Athena Setup


AWS Athena is a Serverless query service used to analyze large volumes of data stored in S3.

Data in Athena is searchable via ANSI SQL and powered by Presto.

StreamAlert uses AWS Athena for historical searching of:

  • Generated alerts from StreamAlert (currently supported)
  • All incoming Data sent to StreamAlert (coming soon)

This works by:

  • Creating a streamalert Athena database
  • Creating Athena tables to read S3 data
  • Using a Lambda function to periodically refresh Athena to make the data searchable


Getting Started

To get started with Athena, run the following commands:

$ python athena init
$ python athena enable

This will initialize and enable the configuration for StreamAlert’s usage of Athena.

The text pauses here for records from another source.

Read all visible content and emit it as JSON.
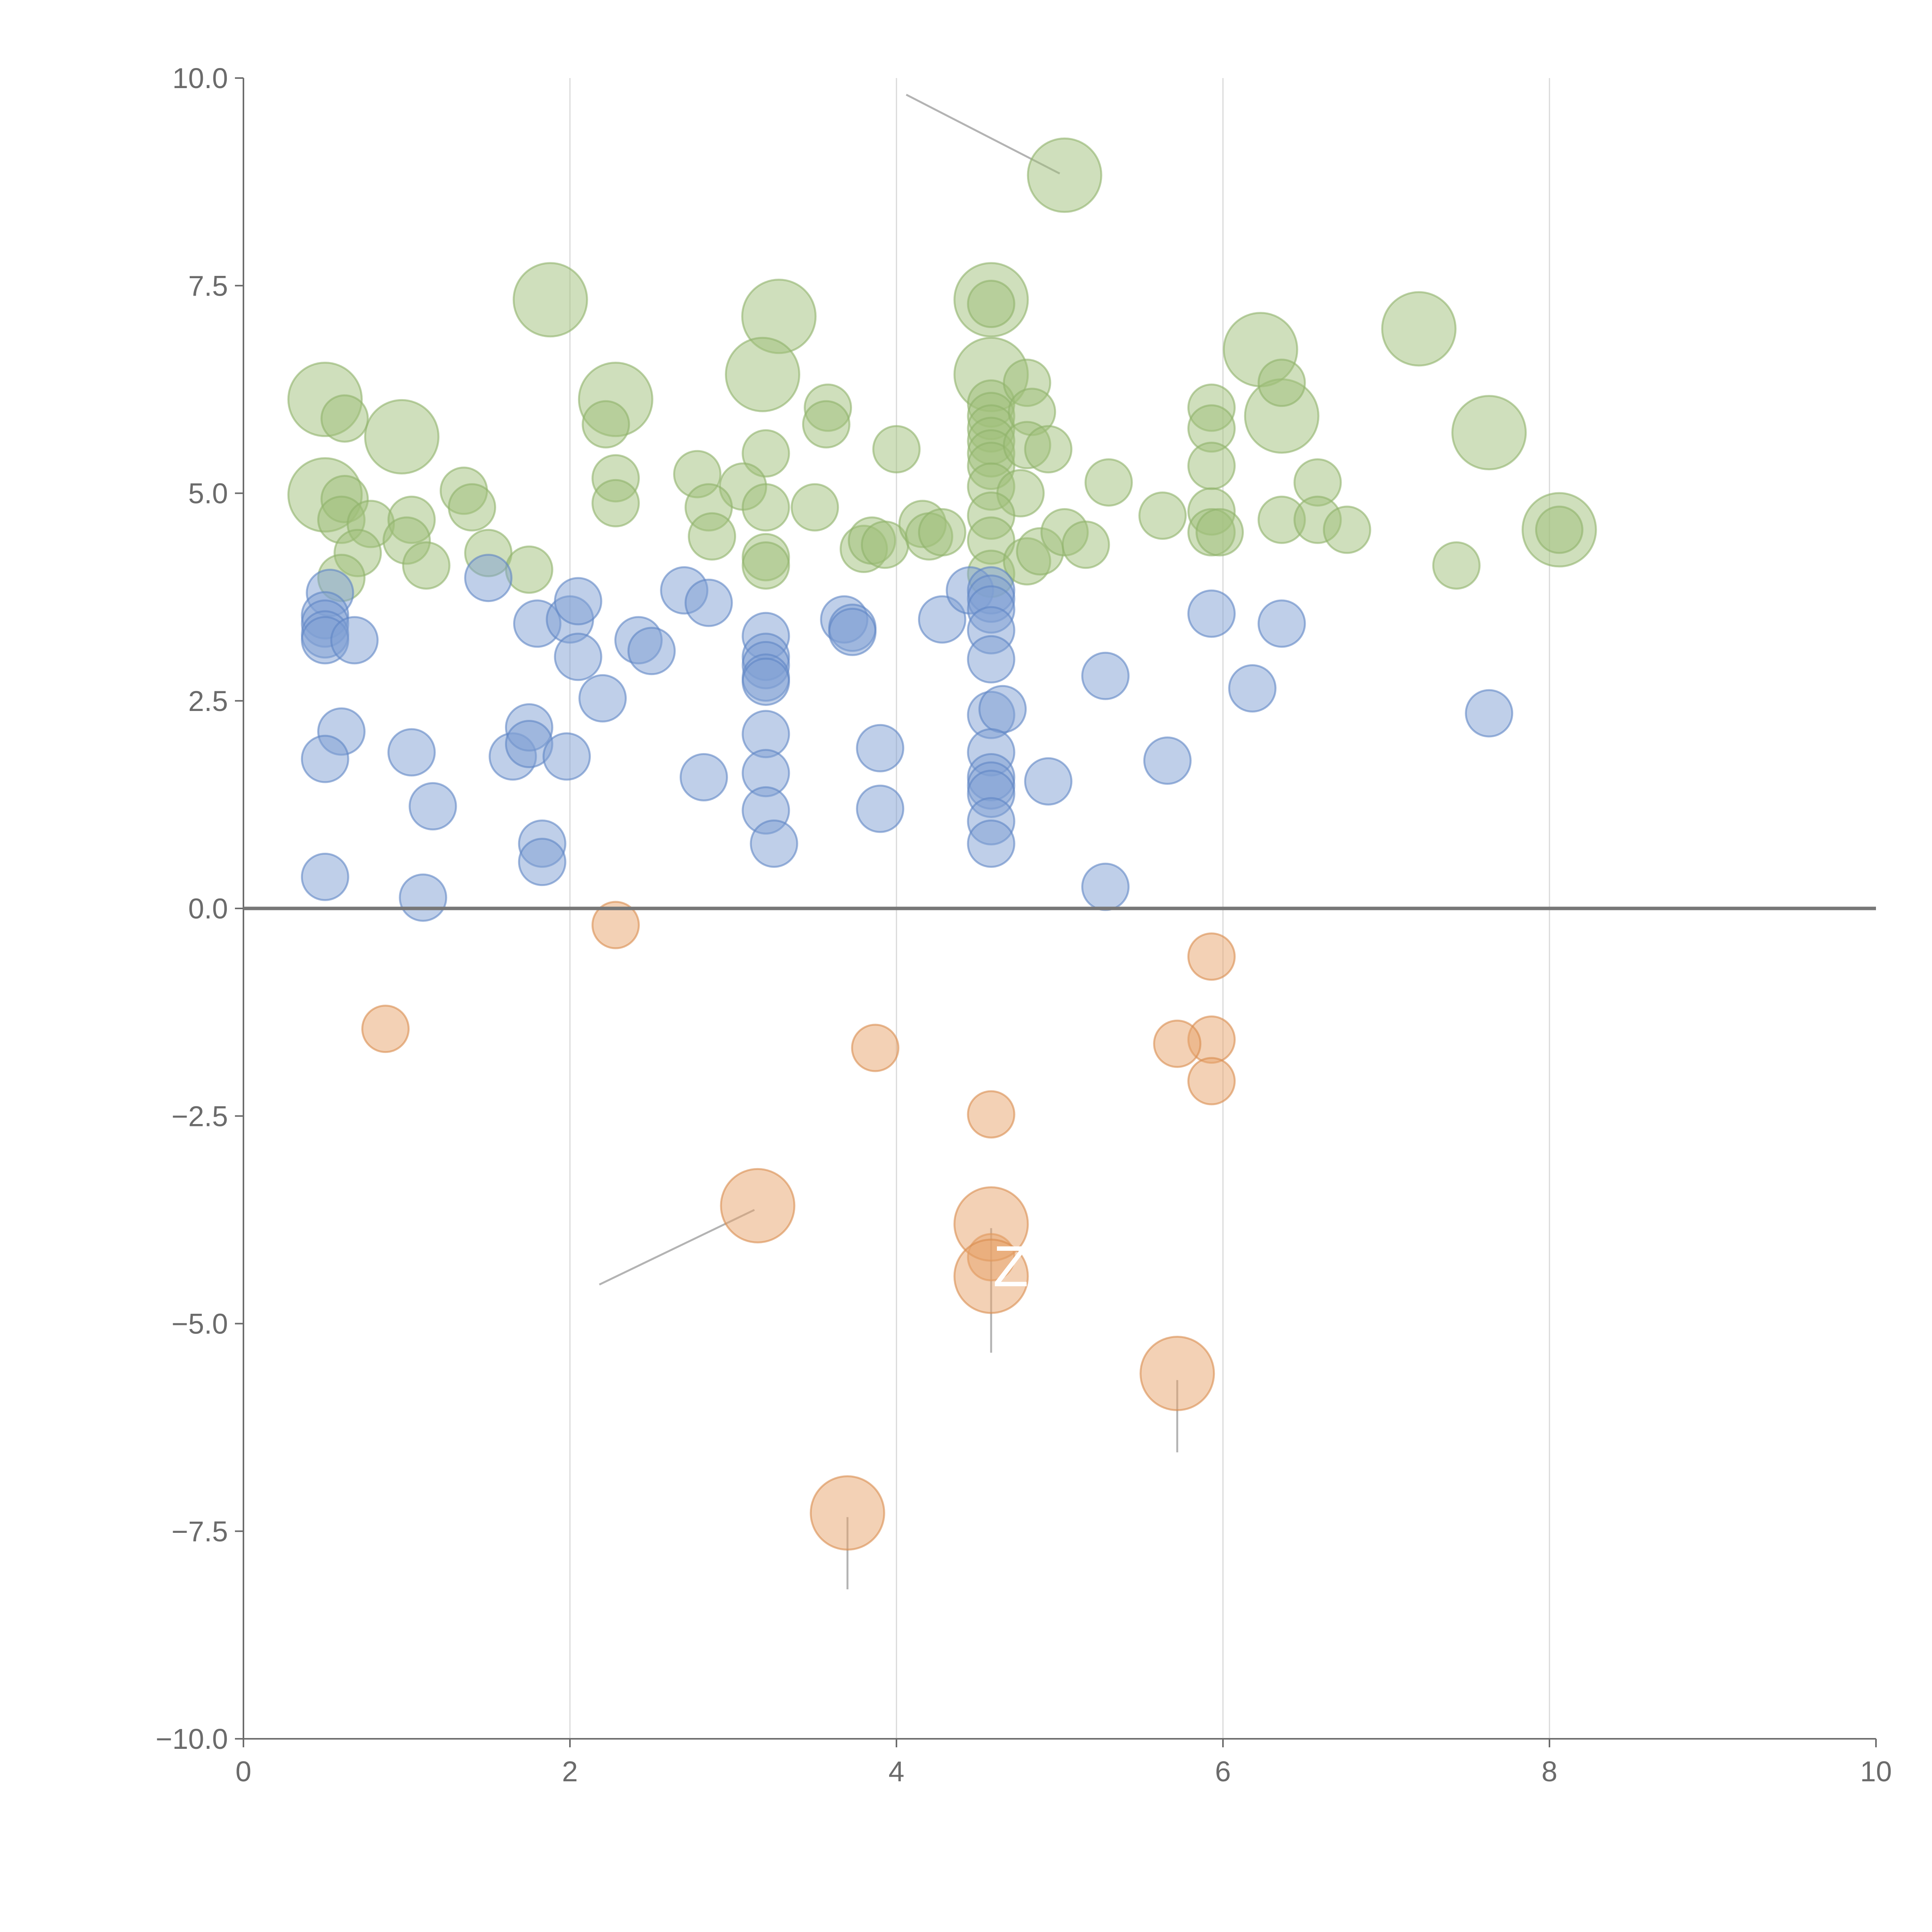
{
  "chart_data": {
    "type": "scatter",
    "title": "",
    "xlabel": "",
    "ylabel": "",
    "xlim": [
      0,
      10
    ],
    "ylim": [
      -10,
      10
    ],
    "x_ticks": [
      "0",
      "2",
      "4",
      "6",
      "8",
      "10"
    ],
    "y_ticks": [
      "10.0",
      "7.5",
      "5.0",
      "2.5",
      "0.0",
      "−2.5",
      "−5.0",
      "−7.5",
      "−10.0"
    ],
    "x_tick_values": [
      0,
      2,
      4,
      6,
      8,
      10
    ],
    "y_tick_values": [
      10,
      7.5,
      5,
      2.5,
      0,
      -2.5,
      -5,
      -7.5,
      -10
    ],
    "vertical_grid": true,
    "horizontal_grid": false,
    "zero_line": true,
    "legend": "none",
    "series": [
      {
        "color": "#9fc07a",
        "stroke": "#8fb36a",
        "points": [
          {
            "x": 5.03,
            "y": 8.83,
            "s": 2
          },
          {
            "x": 1.88,
            "y": 7.33,
            "s": 2
          },
          {
            "x": 3.28,
            "y": 7.13,
            "s": 2
          },
          {
            "x": 4.58,
            "y": 7.33,
            "s": 2
          },
          {
            "x": 7.2,
            "y": 6.98,
            "s": 2
          },
          {
            "x": 6.23,
            "y": 6.73,
            "s": 2
          },
          {
            "x": 4.58,
            "y": 6.43,
            "s": 2
          },
          {
            "x": 3.18,
            "y": 6.43,
            "s": 2
          },
          {
            "x": 0.5,
            "y": 6.13,
            "s": 2
          },
          {
            "x": 2.28,
            "y": 6.13,
            "s": 2
          },
          {
            "x": 6.36,
            "y": 5.93,
            "s": 2
          },
          {
            "x": 0.97,
            "y": 5.68,
            "s": 2
          },
          {
            "x": 7.63,
            "y": 5.73,
            "s": 2
          },
          {
            "x": 0.5,
            "y": 4.98,
            "s": 2
          },
          {
            "x": 8.06,
            "y": 4.56,
            "s": 2
          },
          {
            "x": 4.58,
            "y": 7.28,
            "s": 0
          },
          {
            "x": 0.62,
            "y": 5.9,
            "s": 0
          },
          {
            "x": 2.22,
            "y": 5.83,
            "s": 0
          },
          {
            "x": 3.58,
            "y": 6.03,
            "s": 0
          },
          {
            "x": 3.57,
            "y": 5.83,
            "s": 0
          },
          {
            "x": 4.58,
            "y": 6.08,
            "s": 0
          },
          {
            "x": 4.58,
            "y": 5.93,
            "s": 0
          },
          {
            "x": 4.58,
            "y": 5.78,
            "s": 0
          },
          {
            "x": 4.58,
            "y": 5.63,
            "s": 0
          },
          {
            "x": 4.58,
            "y": 5.48,
            "s": 0
          },
          {
            "x": 4.58,
            "y": 5.33,
            "s": 0
          },
          {
            "x": 4.8,
            "y": 6.33,
            "s": 0
          },
          {
            "x": 4.83,
            "y": 5.98,
            "s": 0
          },
          {
            "x": 4.8,
            "y": 5.58,
            "s": 0
          },
          {
            "x": 4.93,
            "y": 5.53,
            "s": 0
          },
          {
            "x": 4.0,
            "y": 5.53,
            "s": 0
          },
          {
            "x": 3.2,
            "y": 5.48,
            "s": 0
          },
          {
            "x": 5.93,
            "y": 6.03,
            "s": 0
          },
          {
            "x": 5.93,
            "y": 5.78,
            "s": 0
          },
          {
            "x": 6.36,
            "y": 6.33,
            "s": 0
          },
          {
            "x": 5.93,
            "y": 5.33,
            "s": 0
          },
          {
            "x": 1.35,
            "y": 5.03,
            "s": 0
          },
          {
            "x": 2.28,
            "y": 5.18,
            "s": 0
          },
          {
            "x": 2.28,
            "y": 4.88,
            "s": 0
          },
          {
            "x": 2.78,
            "y": 5.23,
            "s": 0
          },
          {
            "x": 3.06,
            "y": 5.08,
            "s": 0
          },
          {
            "x": 2.85,
            "y": 4.83,
            "s": 0
          },
          {
            "x": 3.2,
            "y": 4.83,
            "s": 0
          },
          {
            "x": 3.5,
            "y": 4.83,
            "s": 0
          },
          {
            "x": 4.58,
            "y": 5.08,
            "s": 0
          },
          {
            "x": 4.76,
            "y": 5.0,
            "s": 0
          },
          {
            "x": 5.3,
            "y": 5.13,
            "s": 0
          },
          {
            "x": 6.58,
            "y": 5.13,
            "s": 0
          },
          {
            "x": 0.62,
            "y": 4.93,
            "s": 0
          },
          {
            "x": 0.6,
            "y": 4.68,
            "s": 0
          },
          {
            "x": 0.78,
            "y": 4.63,
            "s": 0
          },
          {
            "x": 1.03,
            "y": 4.68,
            "s": 0
          },
          {
            "x": 1.4,
            "y": 4.83,
            "s": 0
          },
          {
            "x": 1.0,
            "y": 4.43,
            "s": 0
          },
          {
            "x": 0.7,
            "y": 4.28,
            "s": 0
          },
          {
            "x": 1.12,
            "y": 4.13,
            "s": 0
          },
          {
            "x": 1.5,
            "y": 4.28,
            "s": 0
          },
          {
            "x": 1.75,
            "y": 4.08,
            "s": 0
          },
          {
            "x": 0.6,
            "y": 3.98,
            "s": 0
          },
          {
            "x": 2.87,
            "y": 4.48,
            "s": 0
          },
          {
            "x": 3.2,
            "y": 4.23,
            "s": 0
          },
          {
            "x": 3.2,
            "y": 4.13,
            "s": 0
          },
          {
            "x": 3.8,
            "y": 4.33,
            "s": 0
          },
          {
            "x": 3.85,
            "y": 4.43,
            "s": 0
          },
          {
            "x": 3.93,
            "y": 4.38,
            "s": 0
          },
          {
            "x": 4.16,
            "y": 4.63,
            "s": 0
          },
          {
            "x": 4.2,
            "y": 4.48,
            "s": 0
          },
          {
            "x": 4.28,
            "y": 4.53,
            "s": 0
          },
          {
            "x": 4.58,
            "y": 4.73,
            "s": 0
          },
          {
            "x": 4.58,
            "y": 4.43,
            "s": 0
          },
          {
            "x": 4.58,
            "y": 4.03,
            "s": 0
          },
          {
            "x": 4.8,
            "y": 4.18,
            "s": 0
          },
          {
            "x": 4.88,
            "y": 4.3,
            "s": 0
          },
          {
            "x": 5.03,
            "y": 4.53,
            "s": 0
          },
          {
            "x": 5.16,
            "y": 4.38,
            "s": 0
          },
          {
            "x": 5.63,
            "y": 4.73,
            "s": 0
          },
          {
            "x": 5.93,
            "y": 4.78,
            "s": 0
          },
          {
            "x": 5.93,
            "y": 4.53,
            "s": 0
          },
          {
            "x": 5.98,
            "y": 4.53,
            "s": 0
          },
          {
            "x": 6.36,
            "y": 4.68,
            "s": 0
          },
          {
            "x": 6.58,
            "y": 4.68,
            "s": 0
          },
          {
            "x": 6.76,
            "y": 4.56,
            "s": 0
          },
          {
            "x": 7.43,
            "y": 4.13,
            "s": 0
          },
          {
            "x": 8.06,
            "y": 4.56,
            "s": 0
          }
        ]
      },
      {
        "color": "#7fa0d4",
        "stroke": "#5f86c4",
        "points": [
          {
            "x": 0.53,
            "y": 3.8,
            "s": 0
          },
          {
            "x": 0.5,
            "y": 3.53,
            "s": 0
          },
          {
            "x": 0.5,
            "y": 3.43,
            "s": 0
          },
          {
            "x": 0.5,
            "y": 3.3,
            "s": 0
          },
          {
            "x": 0.5,
            "y": 3.23,
            "s": 0
          },
          {
            "x": 0.68,
            "y": 3.23,
            "s": 0
          },
          {
            "x": 1.5,
            "y": 3.98,
            "s": 0
          },
          {
            "x": 1.8,
            "y": 3.43,
            "s": 0
          },
          {
            "x": 2.0,
            "y": 3.48,
            "s": 0
          },
          {
            "x": 2.05,
            "y": 3.7,
            "s": 0
          },
          {
            "x": 2.05,
            "y": 3.03,
            "s": 0
          },
          {
            "x": 2.42,
            "y": 3.23,
            "s": 0
          },
          {
            "x": 2.5,
            "y": 3.1,
            "s": 0
          },
          {
            "x": 2.2,
            "y": 2.53,
            "s": 0
          },
          {
            "x": 2.7,
            "y": 3.83,
            "s": 0
          },
          {
            "x": 2.85,
            "y": 3.68,
            "s": 0
          },
          {
            "x": 3.2,
            "y": 3.28,
            "s": 0
          },
          {
            "x": 3.2,
            "y": 3.03,
            "s": 0
          },
          {
            "x": 3.2,
            "y": 2.93,
            "s": 0
          },
          {
            "x": 3.2,
            "y": 2.78,
            "s": 0
          },
          {
            "x": 3.2,
            "y": 2.73,
            "s": 0
          },
          {
            "x": 3.68,
            "y": 3.48,
            "s": 0
          },
          {
            "x": 3.73,
            "y": 3.38,
            "s": 0
          },
          {
            "x": 3.73,
            "y": 3.33,
            "s": 0
          },
          {
            "x": 4.28,
            "y": 3.48,
            "s": 0
          },
          {
            "x": 4.45,
            "y": 3.83,
            "s": 0
          },
          {
            "x": 4.58,
            "y": 3.83,
            "s": 0
          },
          {
            "x": 4.58,
            "y": 3.73,
            "s": 0
          },
          {
            "x": 4.58,
            "y": 3.6,
            "s": 0
          },
          {
            "x": 4.58,
            "y": 3.35,
            "s": 0
          },
          {
            "x": 4.58,
            "y": 3.0,
            "s": 0
          },
          {
            "x": 5.93,
            "y": 3.55,
            "s": 0
          },
          {
            "x": 6.36,
            "y": 3.43,
            "s": 0
          },
          {
            "x": 0.6,
            "y": 2.13,
            "s": 0
          },
          {
            "x": 0.5,
            "y": 1.8,
            "s": 0
          },
          {
            "x": 1.03,
            "y": 1.88,
            "s": 0
          },
          {
            "x": 1.16,
            "y": 1.23,
            "s": 0
          },
          {
            "x": 1.65,
            "y": 1.83,
            "s": 0
          },
          {
            "x": 1.75,
            "y": 2.18,
            "s": 0
          },
          {
            "x": 1.75,
            "y": 1.98,
            "s": 0
          },
          {
            "x": 1.98,
            "y": 1.83,
            "s": 0
          },
          {
            "x": 2.82,
            "y": 1.58,
            "s": 0
          },
          {
            "x": 3.2,
            "y": 2.1,
            "s": 0
          },
          {
            "x": 3.2,
            "y": 1.63,
            "s": 0
          },
          {
            "x": 3.2,
            "y": 1.18,
            "s": 0
          },
          {
            "x": 3.25,
            "y": 0.78,
            "s": 0
          },
          {
            "x": 3.9,
            "y": 1.93,
            "s": 0
          },
          {
            "x": 3.9,
            "y": 1.2,
            "s": 0
          },
          {
            "x": 4.58,
            "y": 2.33,
            "s": 0
          },
          {
            "x": 4.65,
            "y": 2.4,
            "s": 0
          },
          {
            "x": 4.58,
            "y": 1.88,
            "s": 0
          },
          {
            "x": 4.58,
            "y": 1.58,
            "s": 0
          },
          {
            "x": 4.58,
            "y": 1.48,
            "s": 0
          },
          {
            "x": 4.58,
            "y": 1.38,
            "s": 0
          },
          {
            "x": 4.58,
            "y": 1.05,
            "s": 0
          },
          {
            "x": 4.58,
            "y": 0.78,
            "s": 0
          },
          {
            "x": 4.93,
            "y": 1.53,
            "s": 0
          },
          {
            "x": 5.28,
            "y": 2.8,
            "s": 0
          },
          {
            "x": 5.66,
            "y": 1.78,
            "s": 0
          },
          {
            "x": 6.18,
            "y": 2.65,
            "s": 0
          },
          {
            "x": 7.63,
            "y": 2.35,
            "s": 0
          },
          {
            "x": 0.5,
            "y": 0.38,
            "s": 0
          },
          {
            "x": 1.1,
            "y": 0.13,
            "s": 0
          },
          {
            "x": 1.83,
            "y": 0.78,
            "s": 0
          },
          {
            "x": 1.83,
            "y": 0.56,
            "s": 0
          },
          {
            "x": 5.28,
            "y": 0.26,
            "s": 0
          }
        ]
      },
      {
        "color": "#e8a46c",
        "stroke": "#d98c4e",
        "points": [
          {
            "x": 2.28,
            "y": -0.2,
            "s": 0
          },
          {
            "x": 0.87,
            "y": -1.45,
            "s": 0
          },
          {
            "x": 3.87,
            "y": -1.68,
            "s": 0
          },
          {
            "x": 5.93,
            "y": -0.58,
            "s": 0
          },
          {
            "x": 5.93,
            "y": -1.58,
            "s": 0
          },
          {
            "x": 5.72,
            "y": -1.63,
            "s": 0
          },
          {
            "x": 5.93,
            "y": -2.08,
            "s": 0
          },
          {
            "x": 4.58,
            "y": -2.48,
            "s": 0
          },
          {
            "x": 4.58,
            "y": -4.2,
            "s": 0
          },
          {
            "x": 3.15,
            "y": -3.58,
            "s": 2
          },
          {
            "x": 4.58,
            "y": -3.8,
            "s": 2
          },
          {
            "x": 4.58,
            "y": -4.43,
            "s": 2
          },
          {
            "x": 5.72,
            "y": -5.6,
            "s": 2
          },
          {
            "x": 3.7,
            "y": -7.28,
            "s": 2
          }
        ]
      }
    ],
    "leader_lines": [
      {
        "x1": 5.0,
        "y1": 8.85,
        "x2": 4.06,
        "y2": 9.8
      },
      {
        "x1": 3.13,
        "y1": -3.63,
        "x2": 2.18,
        "y2": -4.53
      },
      {
        "x1": 4.58,
        "y1": -3.85,
        "x2": 4.58,
        "y2": -5.35
      },
      {
        "x1": 5.72,
        "y1": -5.68,
        "x2": 5.72,
        "y2": -6.55
      },
      {
        "x1": 3.7,
        "y1": -7.33,
        "x2": 3.7,
        "y2": -8.2
      }
    ],
    "annotations": [
      {
        "text": "Z",
        "x": 4.7,
        "y": -4.55
      }
    ]
  }
}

Next, create the streamalert database:

$ python athena create-db

Create the alerts table for searching generated StreamAlerts:

$ python athena create-table --type alerts --bucket <>

Create tables for data sent to StreamAlert:

$ python athena create-table \
  --type data \
  --bucket <prefix> \
  --refresh_type add_hive_partition \
  --table_name <log_name>

Note: The log name above is representative of an enabled log source to your StreamAlert deployment.

For example, if you have ‘cloudwatch’ in your sources, you would want to create tables for all possible subtypes. This includes cloudwatch_events and cloudwatch_flow_logs. Also notice that : is substituted with _; this is due to Hive limitations on table names.

Repeat this process for all relevant data tables in your deployment.